評価の仕方次第で、相続財産の評価額が変わりますので、結果として相続税額も変わってしまいます。
次に、税理士の中にも、相続税を得意とする税理士と、そうでない税理士が存在しています。
実は、税にはとても多くの分野が存在しています。
多くの税理士が取り扱っている分野は、一般的には所得税、法人税、消費税であると考えられます。
相続税の申告は、これらの税の申告に比べ、そもそも件数自体多くありません。
そのため、相続税申告を数多く取り扱い、相続税に関する豊富な知識やノウハウを有している税理士は、全体的に見ると多くはないと考えられます。
結果として、相続税を重点的に取り扱っている税理士と、普段相続税を扱わない税理士とで、相続税の金額が変わってしまう可能性があるのです。
以下、相続税の金額が変わってしまう要因のひとつである、相続税特有の相続財産の評価方法について説明します。
2 相続税特有の相続財産の評価方法について
⑴ 相続開始時点に存在した相続財産を評価する
相続税の対象となるのは、相続開始時点で存在した現金や預貯金、有価証券、土地建物などの不動産等のほか、死亡保険金等のみなし相続財産です。

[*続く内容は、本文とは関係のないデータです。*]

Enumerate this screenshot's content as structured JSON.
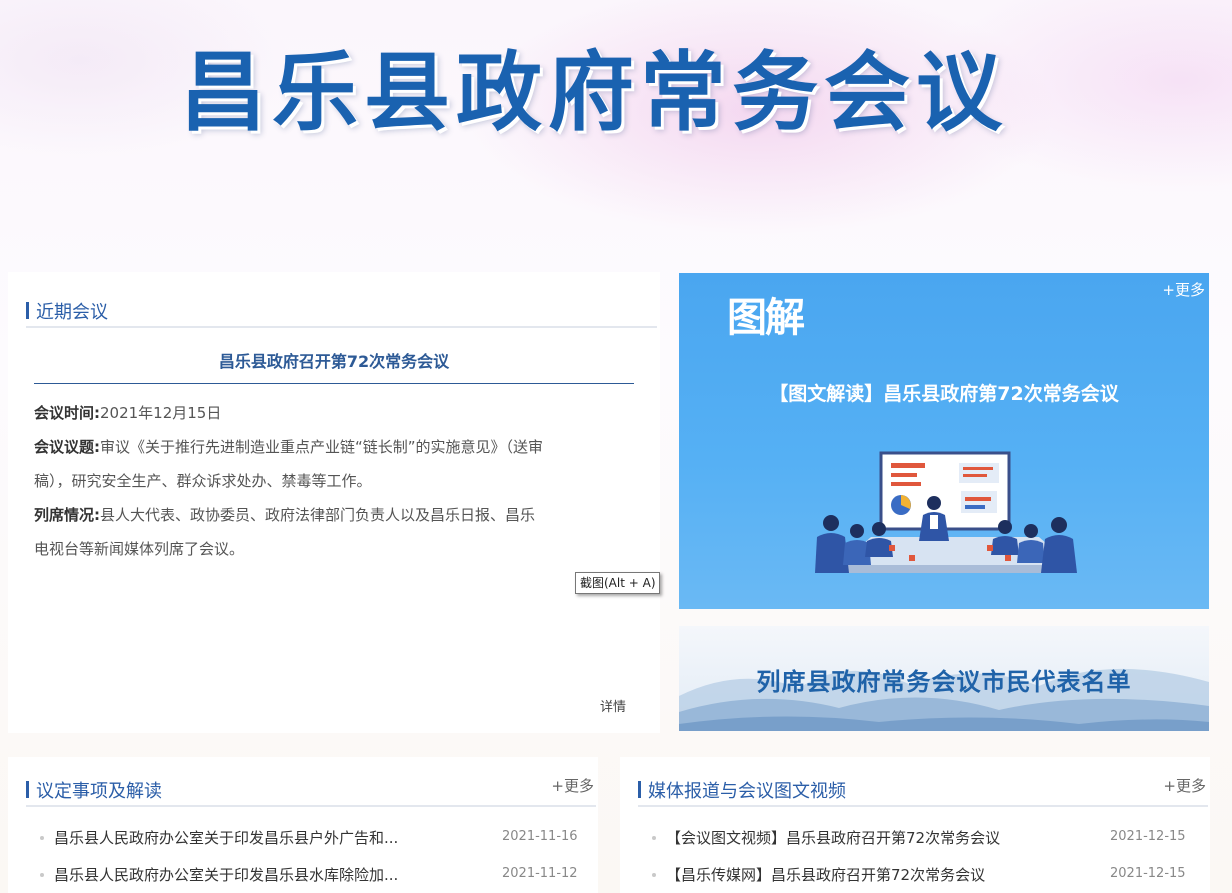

それぞれ、相続開始時点の評価額を求める必要があります(有価証券などは、数日で価値が変動します)。
⑵ 特に複雑な土地の評価
財産評価においては、相続税特有の評価方法を用いる必要があります。
その中でも、特に土地の評価方法は複雑です。
土地は一般的に価値が高いことが多く、評価の仕方によって評価額が大きく変わることがあるため、評価技術が相続税の税額に与える影響も大きいといえます。
原則として、土地の評価は路線価方式または倍率方式という方法が用いられます。
路線価方式を用いる地域の土地の場合、まず国税庁が提供している路線価(対象の土地の1㎡あたりの評価額)を元に、評価対象土地の面積を掛け合わせ、基本的な評価額を算出します。
次に、この評価額に対して、土地の形状や、接道条件、賃貸の有無、特例の適用などの補正を加えて、最終的な評価額を算定します。
土地の形状が複雑である場合や土地の面積が一定の基準を超える場合、利用しにくいという観点から、評価額を下げられる可能性があります。
無道路地は、不便であることから、評価額を大幅に下げられることがあります。
土地を貸し付けている場合には、借地権割合を控除することができます。
一定の要件を満たす相続人が被相続人の自宅の土地を取得した場合、土地の評価額を大幅に低減できる特例(小規模宅地等の特例)の適用を受けられることもあります。
このように、土地の評価が非常に複雑であることから、相続税の金額は税理士によって変わることがあるのです。